Vietnam''s fisheries minister Ta Quang Ngoc was given red-carpet treatment during a working visit to Morocco last month when he was accorded a meeting with prime minister Driss Jettou.
The significance of the meeting serves to highlight how Morocco is expanding fisheries trade with other developing countries, following the EU's failure to convince Morocco to sign a long-term deal for EU vessels in Moroccan waters.
M. Jettou said, according to Arab agency reports, that the prime minister emphasised the importance of cooperation in the fisheries sector and the fact that Morocco is very interested in learning know-how from Vietnam in the fish-farming sector. There are plans for Vietnamese experts to work on this in Morocco, the reports said.

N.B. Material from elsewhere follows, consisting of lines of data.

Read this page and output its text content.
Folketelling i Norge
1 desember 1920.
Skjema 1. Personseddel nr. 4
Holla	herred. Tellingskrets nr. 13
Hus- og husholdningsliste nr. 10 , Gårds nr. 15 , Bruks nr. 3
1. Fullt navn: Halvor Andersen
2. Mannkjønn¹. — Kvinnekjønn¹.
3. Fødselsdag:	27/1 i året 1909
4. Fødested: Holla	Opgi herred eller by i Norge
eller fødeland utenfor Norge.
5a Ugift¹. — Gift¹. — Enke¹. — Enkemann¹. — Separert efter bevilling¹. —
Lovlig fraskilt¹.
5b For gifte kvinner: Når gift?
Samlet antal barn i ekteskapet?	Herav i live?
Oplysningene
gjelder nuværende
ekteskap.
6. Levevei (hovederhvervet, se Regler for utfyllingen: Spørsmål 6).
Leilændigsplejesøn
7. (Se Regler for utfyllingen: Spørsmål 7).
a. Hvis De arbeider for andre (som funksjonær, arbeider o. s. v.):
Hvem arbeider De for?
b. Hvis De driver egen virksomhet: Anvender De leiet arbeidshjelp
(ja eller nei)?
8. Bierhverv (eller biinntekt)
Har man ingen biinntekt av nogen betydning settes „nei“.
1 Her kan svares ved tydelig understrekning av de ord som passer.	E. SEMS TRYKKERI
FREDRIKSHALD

This comes against a background of fish production and job creation plans by the fisheries minister M. Taieb Rhafès. The aim is reported to be to increase the current production from 930,000 tpa to two million tpa by 2007 and create 90,000 new fish-related jobs at the same time. This would include 15,000 tonnes from fish farming.
The future value of that kind of production will depend on how far Morocco continues to expand its value-added processing sector away from the export of raw material. Morocco already has a major presence in the European bottled and canned anchovy market, for example.
The government has a long-standing aim also of doubling national per head annual consumption of fish to around 14kg, and this is part of a strategy to make the country more food-sufficient and less import-dependent.
The Vietnamese are becoming active across the region and minister Ngoc has signed a similar collaboration agreement on personnel and know-how transfer with Egypt.